1

La baignoire d’Archimède

La parution de cette Anthologie poétique de l’Obèriou sous le beau titre de La baignoire d’Archimède, titre provenant de l’histoire même de ce groupe de poètes, est un événement poétique et littéraire majeur. Le choix effectué par Henri Abril donne à lire des poètes russes restés inconnus ou méconnus, y compris en Russie aujourd’hui. On découvre un peu ces poètes depuis l’extrême fin du 20e siècle, mais de manière éparse et sporadique. Ce n’est pas la moindre qualité de cette anthologie que de réunir cet ensemble et ainsi de le refixer dans son contexte poétique et historique. Pourquoi ce silence ? Ces poètes furent interdits de publication de leur vivant et souvent physiquement victimes du soviétisme.

L’Obèriou (association de l’art réel) a été créée en 1927. Elle n’existe pratiquement plus dès 1931. On purge beaucoup en ce temps là au cœur de l’idéologie de l’avenir radieux. Henri Abril commence sa présentation par des mots d’une grande clarté, à même de nous faire comprendre de quoi il s’agit : « Imaginons que dadaïstes et surréalistes, en France, n’aient pu publier qu’une poignée de textes mineurs dans des feuilles confidentielles, avant d‘être guillotinés ou expédiés en Guyane ; et que leur œuvre n’ait été découverte et révélée au public que dans le brouhaha du millénaire finissant. À peine concevable, sans doute. C’est pourtant ce qui est advenu à l’Obèriou, un groupe de poètes qui, aujourd’hui encore, n’ont pas trouvé toute la place qui leur convient dans la littérature russe du 20e siècle. La difficulté tient peut-être justement au fait qu’ils ont été absents du paysage durant des décennies, alors même qu’il ne leur avait pas été donné de se manifester à pleine voix de leur vivant, à l’inverse des grands noms de l’âge d’argent de la poésie russe, de Mandelstam et Goumiliov à Essénine, Tsvetaïéva, Akhmatova et d’autres qui furent souvent aussi réduits au silence et victimes de la répression. Cette dernière, cependant, fut particulièrement brutale et féroce à l’encontre des poètes de l’Obèriou ».

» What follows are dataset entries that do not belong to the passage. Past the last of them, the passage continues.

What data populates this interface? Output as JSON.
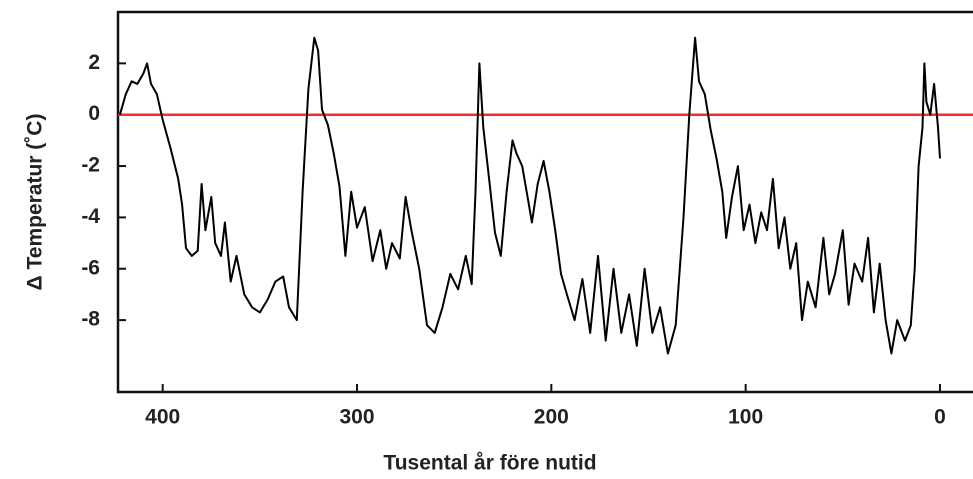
{
  "chart_data": {
    "type": "line",
    "xlabel": "Tusental år före nutid",
    "ylabel": "Δ Temperatur  (˚C)",
    "xlim": [
      423,
      -17
    ],
    "ylim": [
      -10.8,
      4
    ],
    "xticks": [
      400,
      300,
      200,
      100,
      0
    ],
    "yticks": [
      2,
      0,
      -2,
      -4,
      -6,
      -8
    ],
    "reference_line": {
      "value": 0,
      "color": "#ff2a2a"
    },
    "series": [
      {
        "color": "#000000",
        "x": [
          422,
          419,
          416,
          413,
          410,
          408,
          406,
          403,
          400,
          396,
          392,
          390,
          388,
          385,
          382,
          380,
          378,
          375,
          373,
          370,
          368,
          365,
          362,
          358,
          354,
          350,
          346,
          342,
          338,
          335,
          331,
          328,
          325,
          322,
          320,
          318,
          315,
          312,
          309,
          306,
          303,
          300,
          296,
          292,
          288,
          285,
          282,
          278,
          275,
          272,
          268,
          264,
          260,
          256,
          252,
          248,
          244,
          241,
          239,
          237,
          235,
          232,
          229,
          226,
          223,
          220,
          218,
          215,
          212,
          210,
          207,
          204,
          201,
          198,
          195,
          192,
          188,
          184,
          180,
          176,
          172,
          168,
          164,
          160,
          156,
          152,
          148,
          144,
          140,
          136,
          132,
          129,
          126,
          124,
          121,
          118,
          115,
          112,
          110,
          107,
          104,
          101,
          98,
          95,
          92,
          89,
          86,
          83,
          80,
          77,
          74,
          71,
          68,
          64,
          60,
          57,
          54,
          50,
          47,
          44,
          40,
          37,
          34,
          31,
          28,
          25,
          22,
          18,
          15,
          13,
          11,
          9,
          8,
          7,
          5,
          3,
          1,
          0
        ],
        "values": [
          0,
          0.8,
          1.3,
          1.2,
          1.6,
          2.0,
          1.2,
          0.8,
          -0.2,
          -1.3,
          -2.5,
          -3.5,
          -5.2,
          -5.5,
          -5.3,
          -2.7,
          -4.5,
          -3.2,
          -5,
          -5.5,
          -4.2,
          -6.5,
          -5.5,
          -7,
          -7.5,
          -7.7,
          -7.2,
          -6.5,
          -6.3,
          -7.5,
          -8.0,
          -3,
          1,
          3.0,
          2.5,
          0.2,
          -0.4,
          -1.5,
          -2.8,
          -5.5,
          -3.0,
          -4.4,
          -3.6,
          -5.7,
          -4.5,
          -6.0,
          -5.0,
          -5.6,
          -3.2,
          -4.5,
          -6.0,
          -8.2,
          -8.5,
          -7.5,
          -6.2,
          -6.8,
          -5.5,
          -6.6,
          -3,
          2,
          -0.5,
          -2.5,
          -4.6,
          -5.5,
          -3,
          -1,
          -1.5,
          -2,
          -3.3,
          -4.2,
          -2.7,
          -1.8,
          -3.0,
          -4.5,
          -6.2,
          -7.0,
          -8.0,
          -6.4,
          -8.5,
          -5.5,
          -8.8,
          -6,
          -8.5,
          -7,
          -9,
          -6,
          -8.5,
          -7.5,
          -9.3,
          -8.2,
          -4,
          0,
          3.0,
          1.3,
          0.8,
          -0.6,
          -1.7,
          -3,
          -4.8,
          -3.2,
          -2.0,
          -4.5,
          -3.5,
          -5.0,
          -3.8,
          -4.5,
          -2.5,
          -5.2,
          -4.0,
          -6.0,
          -5.0,
          -8,
          -6.5,
          -7.5,
          -4.8,
          -7,
          -6.2,
          -4.5,
          -7.4,
          -5.8,
          -6.5,
          -4.8,
          -7.7,
          -5.8,
          -8.0,
          -9.3,
          -8.0,
          -8.8,
          -8.2,
          -6,
          -2,
          -0.5,
          2.0,
          0.5,
          0.0,
          1.2,
          -0.5,
          -1.7
        ]
      }
    ]
  }
}
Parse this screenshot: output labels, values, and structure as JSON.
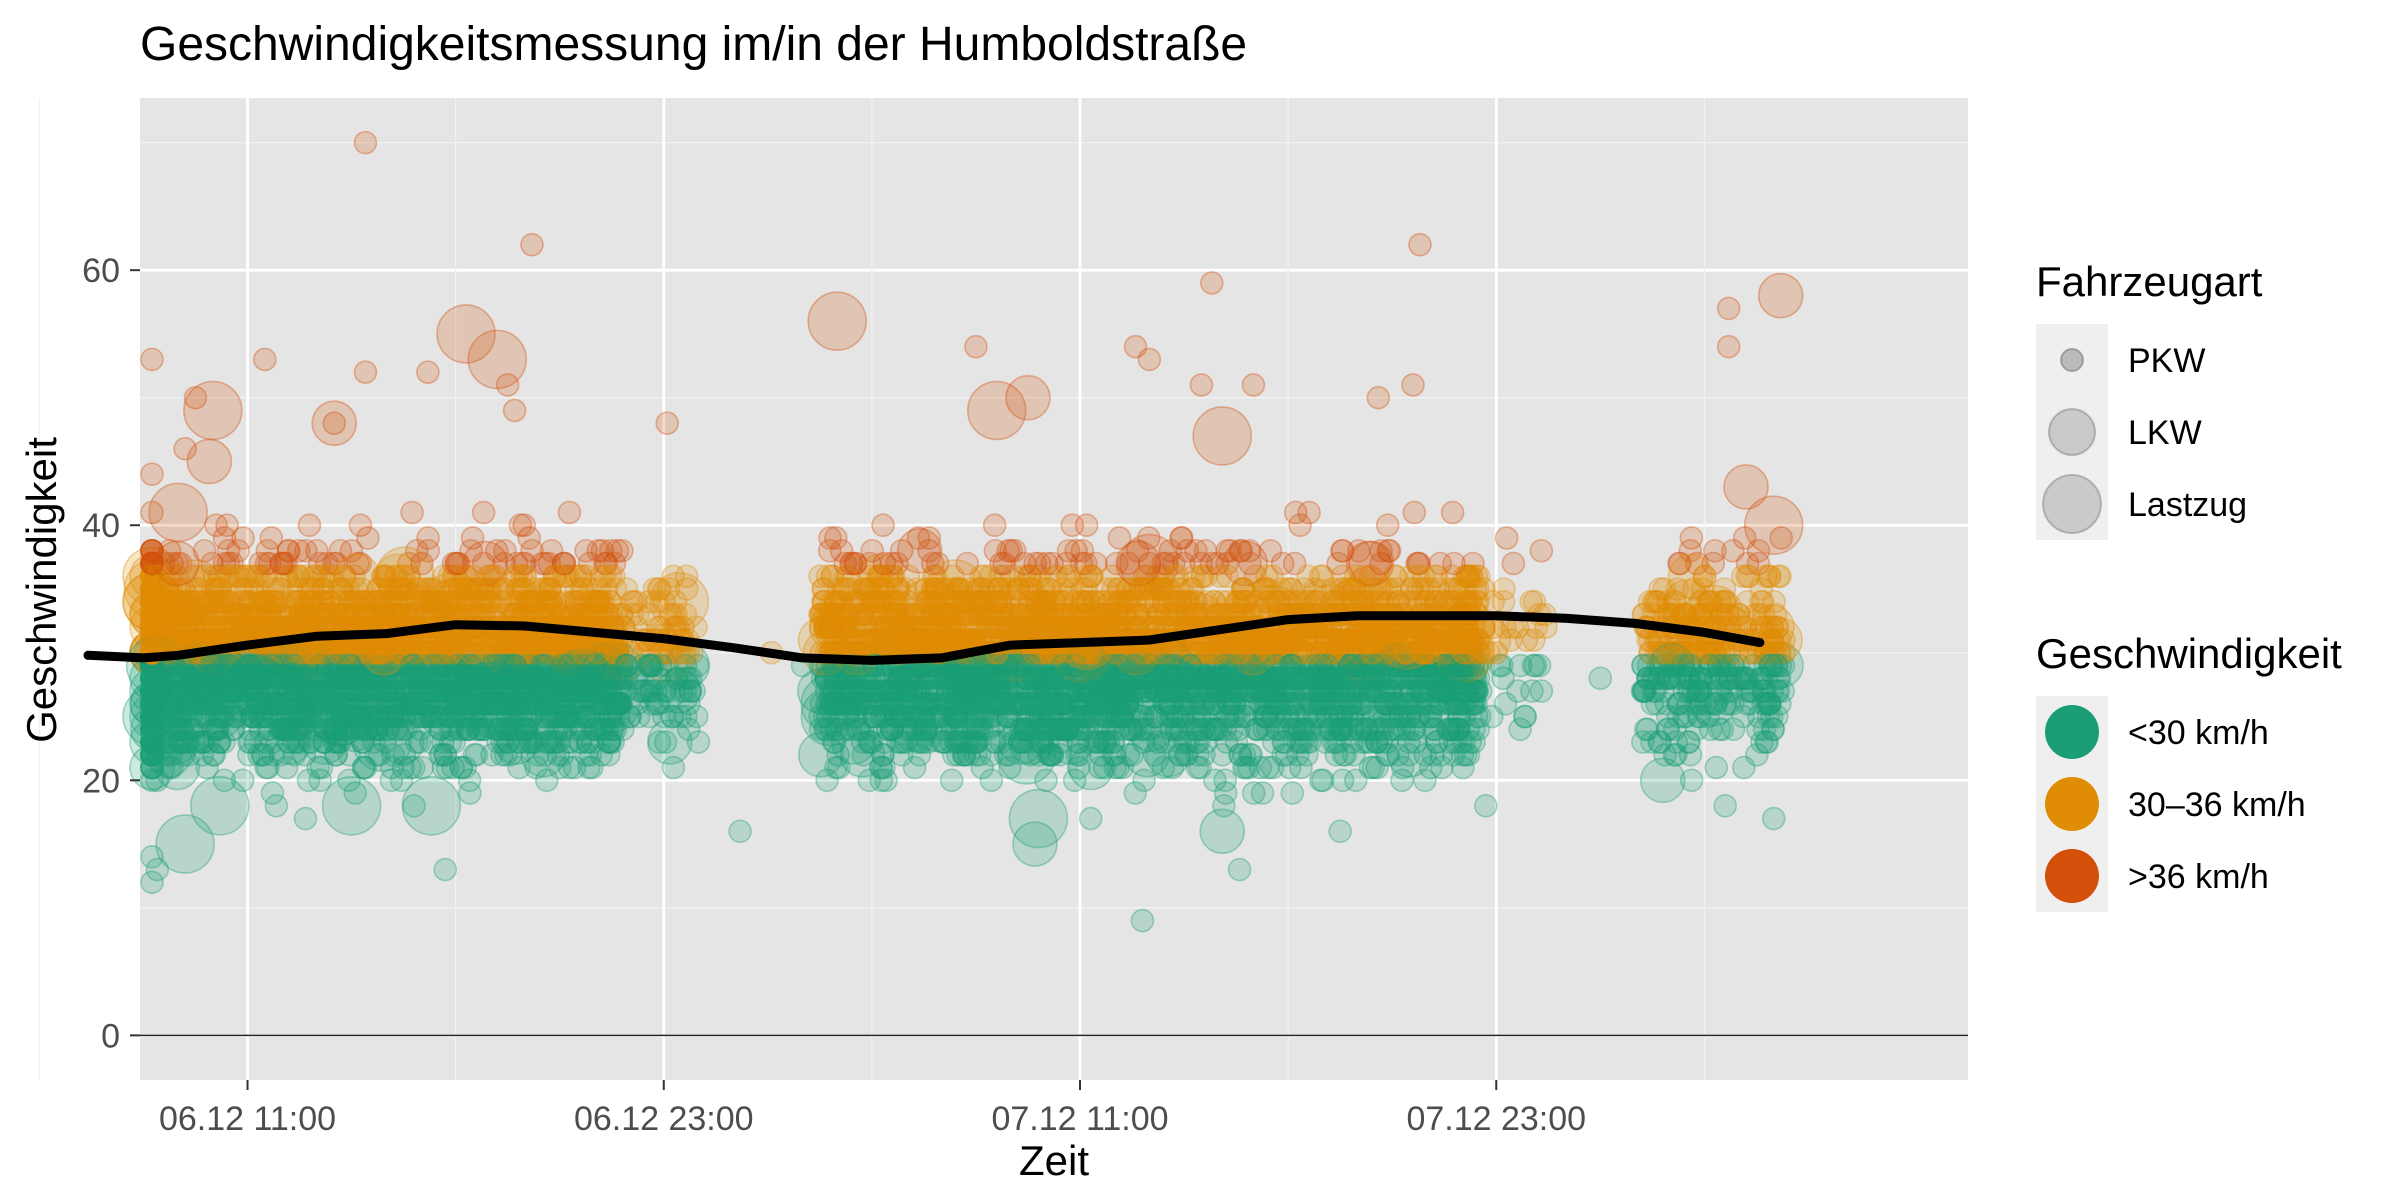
{
  "chart_data": {
    "type": "scatter",
    "title": "Geschwindigkeitsmessung im/in der Humboldstraße",
    "xlabel": "Zeit",
    "ylabel": "Geschwindigkeit",
    "x_unit": "hours",
    "xlim_hours": [
      -3.1,
      49.6
    ],
    "ylim": [
      -3.5,
      73.5
    ],
    "y_ticks": [
      0,
      20,
      40,
      60
    ],
    "x_ticks": [
      {
        "label": "06.12 11:00",
        "hours": 0
      },
      {
        "label": "06.12 23:00",
        "hours": 12
      },
      {
        "label": "07.12 11:00",
        "hours": 24
      },
      {
        "label": "07.12 23:00",
        "hours": 36
      }
    ],
    "grid": true,
    "zero_line": true,
    "legends": {
      "size": {
        "title": "Fahrzeugart",
        "entries": [
          "PKW",
          "LKW",
          "Lastzug"
        ]
      },
      "color": {
        "title": "Geschwindigkeit",
        "entries": [
          {
            "label": "<30 km/h",
            "color": "#1b9e77"
          },
          {
            "label": "30–36 km/h",
            "color": "#e08c06"
          },
          {
            "label": ">36 km/h",
            "color": "#d2500a"
          }
        ]
      },
      "placement": "right"
    },
    "smooth_line": {
      "x_hours": [
        -4.6,
        -3,
        -2,
        0,
        2,
        4,
        6,
        8,
        10,
        12,
        14,
        16,
        18,
        20,
        22,
        24,
        26,
        28,
        30,
        32,
        34,
        36,
        38,
        40,
        42,
        43.6
      ],
      "y": [
        29.8,
        29.6,
        29.8,
        30.6,
        31.3,
        31.5,
        32.2,
        32.1,
        31.6,
        31.1,
        30.4,
        29.6,
        29.4,
        29.6,
        30.6,
        30.8,
        31.0,
        31.8,
        32.6,
        32.9,
        32.9,
        32.9,
        32.7,
        32.3,
        31.6,
        30.8
      ]
    },
    "points": [
      {
        "x": -2.9,
        "y": 53,
        "type": "PKW"
      },
      {
        "x": -1.5,
        "y": 50,
        "type": "PKW"
      },
      {
        "x": -1.8,
        "y": 46,
        "type": "PKW"
      },
      {
        "x": -1.0,
        "y": 49,
        "type": "Lastzug"
      },
      {
        "x": -2.0,
        "y": 41,
        "type": "Lastzug"
      },
      {
        "x": -1.1,
        "y": 45,
        "type": "LKW"
      },
      {
        "x": -4.2,
        "y": 44,
        "type": "PKW"
      },
      {
        "x": 0.5,
        "y": 53,
        "type": "PKW"
      },
      {
        "x": 2.5,
        "y": 48,
        "type": "PKW"
      },
      {
        "x": 2.5,
        "y": 48,
        "type": "LKW"
      },
      {
        "x": 3.4,
        "y": 70,
        "type": "PKW"
      },
      {
        "x": 3.4,
        "y": 52,
        "type": "PKW"
      },
      {
        "x": 5.2,
        "y": 52,
        "type": "PKW"
      },
      {
        "x": 6.3,
        "y": 55,
        "type": "Lastzug"
      },
      {
        "x": 7.2,
        "y": 53,
        "type": "Lastzug"
      },
      {
        "x": 8.2,
        "y": 62,
        "type": "PKW"
      },
      {
        "x": 7.5,
        "y": 51,
        "type": "PKW"
      },
      {
        "x": 7.7,
        "y": 49,
        "type": "PKW"
      },
      {
        "x": 12.1,
        "y": 48,
        "type": "PKW"
      },
      {
        "x": 17.0,
        "y": 56,
        "type": "Lastzug"
      },
      {
        "x": 21.0,
        "y": 54,
        "type": "PKW"
      },
      {
        "x": 21.6,
        "y": 49,
        "type": "Lastzug"
      },
      {
        "x": 22.5,
        "y": 50,
        "type": "LKW"
      },
      {
        "x": 26.0,
        "y": 53,
        "type": "PKW"
      },
      {
        "x": 25.6,
        "y": 54,
        "type": "PKW"
      },
      {
        "x": 27.5,
        "y": 51,
        "type": "PKW"
      },
      {
        "x": 27.8,
        "y": 59,
        "type": "PKW"
      },
      {
        "x": 28.1,
        "y": 47,
        "type": "Lastzug"
      },
      {
        "x": 29.0,
        "y": 51,
        "type": "PKW"
      },
      {
        "x": 32.6,
        "y": 50,
        "type": "PKW"
      },
      {
        "x": 33.8,
        "y": 62,
        "type": "PKW"
      },
      {
        "x": 33.6,
        "y": 51,
        "type": "PKW"
      },
      {
        "x": 36.3,
        "y": 39,
        "type": "PKW"
      },
      {
        "x": 37.3,
        "y": 38,
        "type": "PKW"
      },
      {
        "x": 41.6,
        "y": 36,
        "type": "LKW"
      },
      {
        "x": 42.7,
        "y": 57,
        "type": "PKW"
      },
      {
        "x": 42.7,
        "y": 54,
        "type": "PKW"
      },
      {
        "x": 44.2,
        "y": 58,
        "type": "LKW"
      },
      {
        "x": 43.2,
        "y": 43,
        "type": "LKW"
      },
      {
        "x": 44.0,
        "y": 40,
        "type": "Lastzug"
      },
      {
        "x": -1.8,
        "y": 15,
        "type": "Lastzug"
      },
      {
        "x": -3.1,
        "y": 12,
        "type": "PKW"
      },
      {
        "x": -3.4,
        "y": 14,
        "type": "PKW"
      },
      {
        "x": -2.6,
        "y": 13,
        "type": "PKW"
      },
      {
        "x": -0.8,
        "y": 18,
        "type": "Lastzug"
      },
      {
        "x": 3.0,
        "y": 18,
        "type": "Lastzug"
      },
      {
        "x": 5.3,
        "y": 18,
        "type": "Lastzug"
      },
      {
        "x": 5.7,
        "y": 13,
        "type": "PKW"
      },
      {
        "x": 13.0,
        "y": 23,
        "type": "PKW"
      },
      {
        "x": 14.2,
        "y": 16,
        "type": "PKW"
      },
      {
        "x": 20.3,
        "y": 20,
        "type": "PKW"
      },
      {
        "x": 22.8,
        "y": 17,
        "type": "Lastzug"
      },
      {
        "x": 22.7,
        "y": 15,
        "type": "LKW"
      },
      {
        "x": 25.8,
        "y": 9,
        "type": "PKW"
      },
      {
        "x": 28.1,
        "y": 16,
        "type": "LKW"
      },
      {
        "x": 28.6,
        "y": 13,
        "type": "PKW"
      },
      {
        "x": 31.5,
        "y": 16,
        "type": "PKW"
      },
      {
        "x": 33.5,
        "y": 22,
        "type": "LKW"
      },
      {
        "x": 35.7,
        "y": 18,
        "type": "PKW"
      },
      {
        "x": 40.8,
        "y": 20,
        "type": "LKW"
      },
      {
        "x": 42.6,
        "y": 18,
        "type": "PKW"
      },
      {
        "x": 44.0,
        "y": 17,
        "type": "PKW"
      },
      {
        "x": 15.1,
        "y": 30,
        "type": "PKW"
      },
      {
        "x": 16.0,
        "y": 29,
        "type": "PKW"
      },
      {
        "x": 37.3,
        "y": 27,
        "type": "PKW"
      },
      {
        "x": 39.0,
        "y": 28,
        "type": "PKW"
      },
      {
        "x": 40.5,
        "y": 26,
        "type": "PKW"
      }
    ],
    "dense_regions": [
      {
        "x_range": [
          -4.7,
          10.8
        ],
        "y_center": 29.5,
        "y_spread": 6.2,
        "count": 3200
      },
      {
        "x_range": [
          10.8,
          13.0
        ],
        "y_center": 29.5,
        "y_spread": 5.5,
        "count": 120
      },
      {
        "x_range": [
          16.5,
          35.5
        ],
        "y_center": 29.5,
        "y_spread": 6.2,
        "count": 3400
      },
      {
        "x_range": [
          35.5,
          37.5
        ],
        "y_center": 30.5,
        "y_spread": 5.0,
        "count": 40
      },
      {
        "x_range": [
          40.2,
          44.3
        ],
        "y_center": 30.0,
        "y_spread": 6.0,
        "count": 380
      }
    ]
  }
}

Quiconque a une petite expérience de ce que fut le communisme réel sait combien ce fut la grande tuerie de l’âme des poètes, de l’âme de la poésie. Les petits ergotages d’un certain parisianisme prétendument « révolutionnaire », aujourd’hui, les petites postures de ceux qui en appellent au communisme comme « avenir » sont des crottes maladives de petits bourgeois contemporains.

Ces poètes, ces victimes du grand bond en avant vers la connerie, s’appelaient : Damil Harms, Alexandre Vvédenski, Nikolaï Oleïnikov, Nikolaï Zabolotski, Igor Bakhtérev, Nikandr Tiouvélev, Konstantin Vaguinov et Guennadi Dor. Le silence, la torture, les camps ou une balle dans la tête les ont assassinés. Sans doute faisaient-ils partie d’une espèce humaine à laquelle la « Grande Tolérance en marche vers le paradis du Progrès » n’accordait-elle pas le droit à la vie. Il est de surprenants racismes inconscients. Ce que l’amour des hommes version communisme ne supportait pas, c’était que ces jeunes poètes, nés à la littérature avec la « révolution », ils avaient 20 ans, s’engagent en poésie et non au service de l’Etat. Bien penser donnait déjà des positions près du chauffage en ce temps là. Réunis à Pétrograd dès 1925, ces poètes formaient ce qu’Henri Abril nomme « la dernière phalange de l’avant-garde russe ». C’est l’époque où le modernisme bouillonne entre « zaoum », néo-futurisme, néo-expressionnisme, suprématisme et cetera… Quelle époque ! Quelle liberté. À tuer, à massacrer, évidemment, tant qu’à faire, au nom de la grande libération de l’homme. Ils sont arrêtés, repris en main, incarcérés, dépoétisés. Libérés dans les limbes de l’inexistant. Oubliée leur « Déclaration », sorte de manifeste anti manifeste, de 1928, dans lequel les obèrioutes proclamaient la nécessité d’un art réellement révolutionnaire, c’est-à-dire dépassant le cadre de l’Etat prétendument prolétarien. Aux fous ! À la mort.

En 1929, Harms concevait le projet d’un almanach littéraire (La baignoire d’Archimède), la dernière tentative des obèrioutes pour faire entendre leur voix. Le livre ne paraîtra jamais. Le premier congrès de l’union des écrivains soviétiques met le « réalisme socialiste » à l’ordre du jour, les chemins de l’exil, de la prison ou du suicide s’ouvrent en grand. Cette volonté d’abattre le réel de l’art, tout comme le soviétisme sont morts, le Poème est encore là. Comme les poèmes des obèrioutes.